Attackers—the identity of the culprit or culprits is still unknown, though the Russian government was at one point suspected—bombarded Web sites run by the Estonian government with superfluous Web traffic, up to 1,000 times the normal amount passing through the country's Web servers. The attackers used Russian blogs to successfully enlist Russian citizens in the assault, even instructing average computer users on how to attack Estonian Web sites. The attacks included the use of botnets, networks of otherwise benign computers that are broken into and controlled remotely by an attacker. The cyber attacks against Estonia resembled more of a cyber riot by Web users than a singular act of espionage.
China's goals are more subtle but no less dangerous. Although the Chinese government has denied involvement in this latest round of attacks, government officials last year published a report entitled "China's National Defense in 2006" that states China is pursuing a three-step development strategy to modernize its national defense and armed forces that includes building "informationized armed forces" capable of winning "informationized wars" by 2050.
The potential for information warfare was a key component of the U.S. Department of Defense's report to Congress earlier this year analyzing China's military capabilities.

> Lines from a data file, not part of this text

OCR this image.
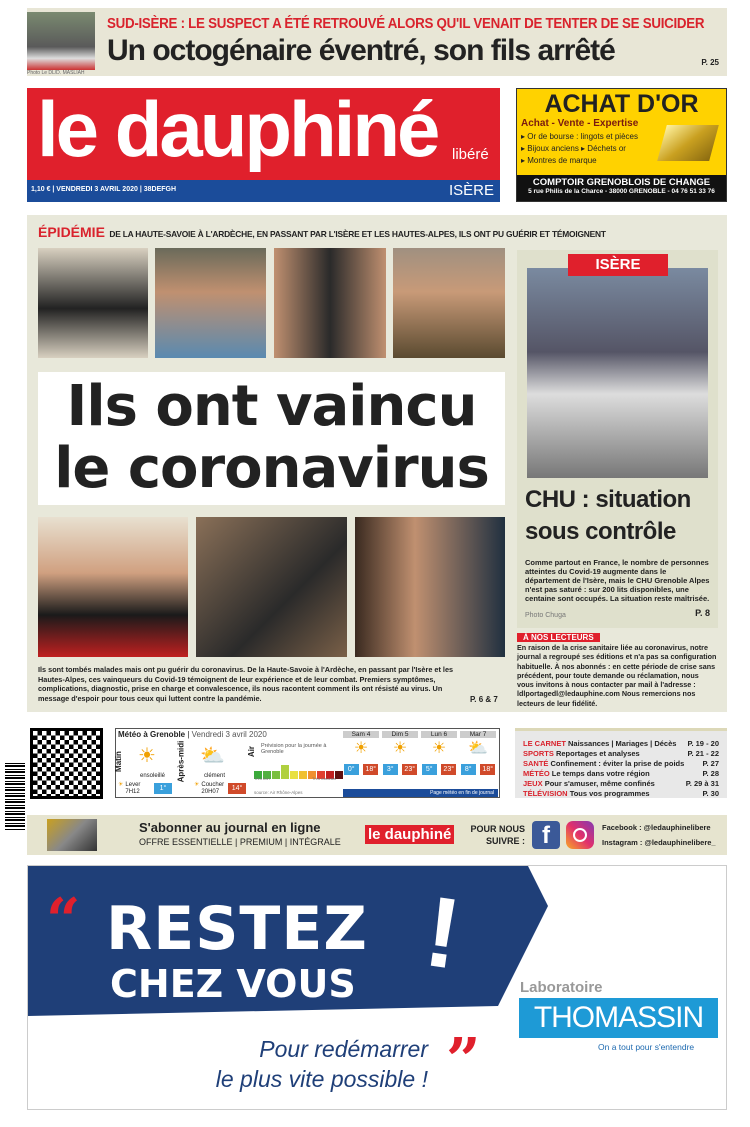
Photo Le DL/D. MASLIAH
SUD-ISÈRE : LE SUSPECT A ÉTÉ RETROUVÉ ALORS QU'IL VENAIT DE TENTER DE SE SUICIDER
Un octogénaire éventré, son fils arrêté	P. 25
le dauphiné libéré
1,10 € | VENDREDI 3 AVRIL 2020 | 38DEFGH	ISÈRE
ACHAT D'OR
Achat - Vente - Expertise
▸ Or de bourse : lingots et pièces
▸ Bijoux anciens ▸ Déchets or
▸ Montres de marque
COMPTOIR GRENOBLOIS DE CHANGE
5 rue Philis de la Charce - 38000 GRENOBLE - 04 76 51 33 76
ÉPIDÉMIE DE LA HAUTE-SAVOIE À L'ARDÈCHE, EN PASSANT PAR L'ISÈRE ET LES HAUTES-ALPES, ILS ONT PU GUÉRIR ET TÉMOIGNENT
Ils ont vaincu
le coronavirus
Ils sont tombés malades mais ont pu guérir du coronavirus. De la Haute-Savoie à l'Ardèche, en passant par l'Isère et les Hautes-Alpes, ces vainqueurs du Covid-19 témoignent de leur expérience et de leur combat. Premiers symptômes, complications, diagnostic, prise en charge et convalescence, ils nous racontent comment ils ont résisté au virus. Un message d'espoir pour tous ceux qui luttent contre la pandémie.	P. 6 & 7
ISÈRE
CHU : situation sous contrôle
Comme partout en France, le nombre de personnes atteintes du Covid-19 augmente dans le département de l'Isère, mais le CHU Grenoble Alpes n'est pas saturé : sur 200 lits disponibles, une centaine sont occupés. La situation reste maîtrisée.
Photo Chuga	P. 8
À NOS LECTEURS
En raison de la crise sanitaire liée au coronavirus, notre journal a regroupé ses éditions et n'a pas sa configuration habituelle. À nos abonnés : en cette période de crise sans précédent, pour toute demande ou réclamation, nous vous invitons à nous contacter par mail à l'adresse : ldlportagedl@ledauphine.com Nous remercions nos lecteurs de leur fidélité.
Météo à Grenoble | Vendredi 3 avril 2020
Matin ☀
ensoleillé
☀ Lever
7H12	1°
Après-midi ⛅
clément
☀ Coucher
20H07	14°
Air Prévision pour la journée à Grenoble
Très bon	Très mauvais
source: Air Rhône-Alpes
Sam 4
☀
0° 18°
Dim 5
☀
3° 23°
Lun 6
☀
5° 23°
Mar 7
⛅
8° 18°
Page météo en fin de journal
LE CARNET Naissances | Mariages | Décès P. 19 - 20
SPORTS Reportages et analyses	P. 21 - 22
SANTÉ Confinement : éviter la prise de poids P. 27
MÉTÉO Le temps dans votre région	P. 28
JEUX Pour s'amuser, même confinés	P. 29 à 31
TÉLÉVISION Tous vos programmes	P. 30
S'abonner au journal en ligne
OFFRE ESSENTIELLE | PREMIUM | INTÉGRALE le dauphiné	POUR NOUS SUIVRE : f	Facebook : @ledauphinelibere
Instagram : @ledauphinelibere_
“ RESTEZ
CHEZ VOUS !
Pour redémarrer
le plus vite possible ! ”
Laboratoire
THOMASSIN
On a tout pour s'entendre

China views the acquisition and effective distribution of data as crucial to its ability to optimize "materials, energy and information to form a combined fighting force" and to apply "effective means to weaken the enemy side's information superiority and lower the operational efficiency of enemy information equipment," the report says.
The report asserts that China's People's Liberation Army has established information warfare units to develop viruses to attack enemy computer systems and networks, as well as tactics and measures to protect friendly computer systems and networks. The report charges that China is already engaged in cyber theft and attack against the U.S. and other countries that it perceives as its enemies. "China continues a systematic effort to obtain from abroad through legal and illegal commercial transactions dual-use and military technologies," the report says. In fact, it notes, U.S. Immigration and Customs Enforcement (ICE) officials have rated China's "aggressive and wide-ranging espionage as the leading threat to U.S. technology."
"In the United States, we're particularly vulnerable because a lot of our communication infrastructure is owned by the private sector," says Jody Westby, chief executive of security consulting firm Global Cyber Risk and chair of the American Bar Association's Privacy and Computer Crime Committee. "In China and Russia, their infrastructure is in the hands of the government, it's easier for them to coordinate and protect those assets."
"For every breach you read about at least five more go unreported," says Jayson Street, the chief information security officer for Stratagem 1 Solutions, a provider of IT security services, and an information technology consultant to the FBI and U.S. Secret Service. "The new Cold War is between China and the Western world."